Une étude multi-institutionnelle a révélé qu'un jeune sur six prescrivait des opioïdes avant une intervention chirurgicale et que 3 % des patients prescrivaient encore des opioïdes trois à six mois après l'opération, ce qui indique une utilisation persistante d'opioïdes et une possible dépendance aux opioïdes. L'étude, à laquelle ont participé des chercheurs du Children's Hospital of Philadelphia (CHOP), du Massachusetts General Hospital, de la University of Pennsylvania Perelman School of Medicine et de Stanford Medicine, souligne qu'il faut davantage de directives pour dissuader les cliniciens de prescrire des opioïdes lorsqu'ils ne sont pas susceptibles d'être nécessaires et pour reconnaître les facteurs de risque spécifiques aux patients en matière d'utilisation persistante d'opioïdes. Les résultats ont été récemment publiés par la revue Ouverture du réseau JAMA.
Chaque année, environ 1,4 million de jeunes subissent une intervention chirurgicale aux États-Unis, et l’on craint qu’ils restent très exposés aux effets néfastes des opioïdes. Bien que des progrès importants aient été réalisés dans la réduction des prescriptions d’opioïdes, il est important que les cliniciens prennent en compte les patients adolescents qui risquent de développer une dépendance aux opioïdes en raison d’une série de vulnérabilités génétiques, neurobiologiques et sociales. Cependant, avant cette étude, on savait peu de choses sur les risques liés à la consommation persistante d’opioïdes chez les adolescents et sur le moment de la prescription initiale et du renouvellement des ordonnances d’opioïdes.
« Bien que les analyses antérieures aient montré une baisse des prescriptions d'opioïdes en général, le respect des recommandations en matière de prescription d'opioïdes chirurgicaux reste un problème crucial, en particulier pour les adolescents qui sont plus enclins à adopter des comportements à risque », a déclaré le premier auteur de l'étude, Tori N. Sutherland, MD, MPH, anesthésiste traitant au département d'anesthésiologie et de médecine de soins intensifs du CHOP.

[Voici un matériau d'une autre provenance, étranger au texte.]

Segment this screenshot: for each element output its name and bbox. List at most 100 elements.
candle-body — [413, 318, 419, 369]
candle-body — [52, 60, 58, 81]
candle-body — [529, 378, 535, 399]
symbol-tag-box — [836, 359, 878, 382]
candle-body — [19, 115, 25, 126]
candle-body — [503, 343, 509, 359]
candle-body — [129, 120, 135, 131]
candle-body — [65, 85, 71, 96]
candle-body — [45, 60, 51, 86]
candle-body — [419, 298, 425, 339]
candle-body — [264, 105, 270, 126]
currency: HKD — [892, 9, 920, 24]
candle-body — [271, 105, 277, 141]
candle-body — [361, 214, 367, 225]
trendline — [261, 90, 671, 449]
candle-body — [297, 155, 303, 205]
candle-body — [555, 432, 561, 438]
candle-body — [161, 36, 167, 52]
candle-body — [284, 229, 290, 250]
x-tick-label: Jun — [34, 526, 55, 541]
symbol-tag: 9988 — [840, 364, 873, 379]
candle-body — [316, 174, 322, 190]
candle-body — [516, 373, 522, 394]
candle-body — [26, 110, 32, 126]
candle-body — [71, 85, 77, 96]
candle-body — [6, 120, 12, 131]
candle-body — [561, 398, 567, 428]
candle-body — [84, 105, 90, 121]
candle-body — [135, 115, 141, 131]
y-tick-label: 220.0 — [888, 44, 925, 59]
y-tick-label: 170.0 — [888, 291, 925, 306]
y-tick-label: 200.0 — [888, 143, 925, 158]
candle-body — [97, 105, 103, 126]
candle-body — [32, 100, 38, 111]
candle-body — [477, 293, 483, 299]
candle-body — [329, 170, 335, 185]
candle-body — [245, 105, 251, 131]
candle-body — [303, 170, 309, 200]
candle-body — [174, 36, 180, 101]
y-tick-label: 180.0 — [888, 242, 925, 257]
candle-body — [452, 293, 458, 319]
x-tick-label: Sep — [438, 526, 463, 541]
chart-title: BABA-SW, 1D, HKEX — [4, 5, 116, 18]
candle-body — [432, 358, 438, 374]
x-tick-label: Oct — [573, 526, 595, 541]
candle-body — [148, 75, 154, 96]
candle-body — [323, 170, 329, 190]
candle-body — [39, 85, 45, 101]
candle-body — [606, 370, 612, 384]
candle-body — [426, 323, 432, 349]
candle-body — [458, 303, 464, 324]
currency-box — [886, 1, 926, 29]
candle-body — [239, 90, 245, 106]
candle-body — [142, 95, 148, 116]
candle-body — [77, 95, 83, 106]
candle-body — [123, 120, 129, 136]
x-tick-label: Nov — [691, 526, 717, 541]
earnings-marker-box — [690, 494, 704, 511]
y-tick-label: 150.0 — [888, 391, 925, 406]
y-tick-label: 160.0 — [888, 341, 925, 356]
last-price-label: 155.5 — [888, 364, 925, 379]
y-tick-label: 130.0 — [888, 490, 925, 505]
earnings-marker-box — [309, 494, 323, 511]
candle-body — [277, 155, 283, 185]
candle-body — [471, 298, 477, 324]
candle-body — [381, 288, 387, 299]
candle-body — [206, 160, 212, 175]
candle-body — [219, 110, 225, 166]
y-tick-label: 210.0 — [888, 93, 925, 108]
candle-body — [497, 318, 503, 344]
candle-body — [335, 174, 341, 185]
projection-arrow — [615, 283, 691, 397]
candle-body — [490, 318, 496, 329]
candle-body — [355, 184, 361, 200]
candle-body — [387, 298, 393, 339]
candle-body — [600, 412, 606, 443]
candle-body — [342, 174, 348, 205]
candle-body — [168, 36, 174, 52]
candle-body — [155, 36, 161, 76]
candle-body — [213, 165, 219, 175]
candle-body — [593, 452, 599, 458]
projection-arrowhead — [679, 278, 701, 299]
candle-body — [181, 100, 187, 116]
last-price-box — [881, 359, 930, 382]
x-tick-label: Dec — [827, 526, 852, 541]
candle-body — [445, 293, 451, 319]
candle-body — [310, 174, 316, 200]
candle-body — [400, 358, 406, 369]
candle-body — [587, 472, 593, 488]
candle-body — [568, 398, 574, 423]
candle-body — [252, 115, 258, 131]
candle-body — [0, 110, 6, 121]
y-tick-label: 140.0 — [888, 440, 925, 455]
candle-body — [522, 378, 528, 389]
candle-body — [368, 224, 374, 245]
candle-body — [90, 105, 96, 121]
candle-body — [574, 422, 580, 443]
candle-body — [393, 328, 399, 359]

Notre étude a révélé que ces patients prescrivent encore des médicaments qui ne sont pas recommandés ou qui sont supérieurs à ce dont ils pourraient avoir besoin. Ils prescrivent également des médicaments jusqu'à deux semaines avant des interventions chirurgicales qui ne sont pas associées à des douleurs préopératoires intenses, ce qui expose les jeunes patients au risque de développer une consommation persistante tout au long de leur vie lors de leur transition vers l'âge adulte.
Tori N. Sutherland, Département d'anesthésiologie et de médecine de soins intensifs, Hôpital pour enfants de Philadelphie
À l’aide d’une base de données nationale d’assurance de patients assurés par des régimes privés, les chercheurs ont examiné des patients âgés de 11 à 20 ans qui ont subi 22 interventions chirurgicales courantes ou associées à des douleurs postopératoires sévères nécessitant des opioïdes pour la gestion initiale de la douleur. Les patients n’avaient pas pris d’opioïdes avant leur intervention chirurgicale.
Parmi plus de 100 000 patients, 46 951 (46,9 %) ont obtenu une ordonnance d'opioïdes et 7 587 (16,2 %) d'entre eux ont obtenu une ordonnance jusqu'à deux semaines avant l'intervention chirurgicale pour des procédures peu susceptibles d'être associées à une douleur préopératoire sévère. Dans ce groupe, 6 467 (13,8 %) patients ont obtenu une deuxième ordonnance d'opioïdes et 1 216 (3,0 %) patients ont obtenu une ordonnance entre 91 et 180 jours après leur intervention chirurgicale.
L’une des conclusions les plus importantes de l’étude est que la douleur intense consécutive à une intervention chirurgicale n’était pas associée à une consommation persistante d’opioïdes. Cependant, les patients souffrant de douleurs chroniques préexistantes, qui ont souvent subi des interventions associées à une douleur légère ou modérée pouvant être gérée par des médicaments non opioïdes, présentaient des risques accrus de développer une consommation persistante d’opioïdes.
« Nous pensons que cette étude souligne la nécessité d'établir une norme de soins pour les patients qui subissent ces procédures », a déclaré l'auteur principal de l'étude, Scott Hadland, docteur en médecine, MPH, chef du service de médecine pour adolescents et jeunes adultes au Mass General for Children et professeur associé de pédiatrie à la Harvard Medical School. « Une gestion efficace de la douleur est essentielle et nécessite parfois des opioïdes, mais les cliniciens doivent également s'assurer qu'ils font tout leur possible pour ne pas contribuer davantage à la crise de la dépendance aux opioïdes, en particulier chez les jeunes patients. »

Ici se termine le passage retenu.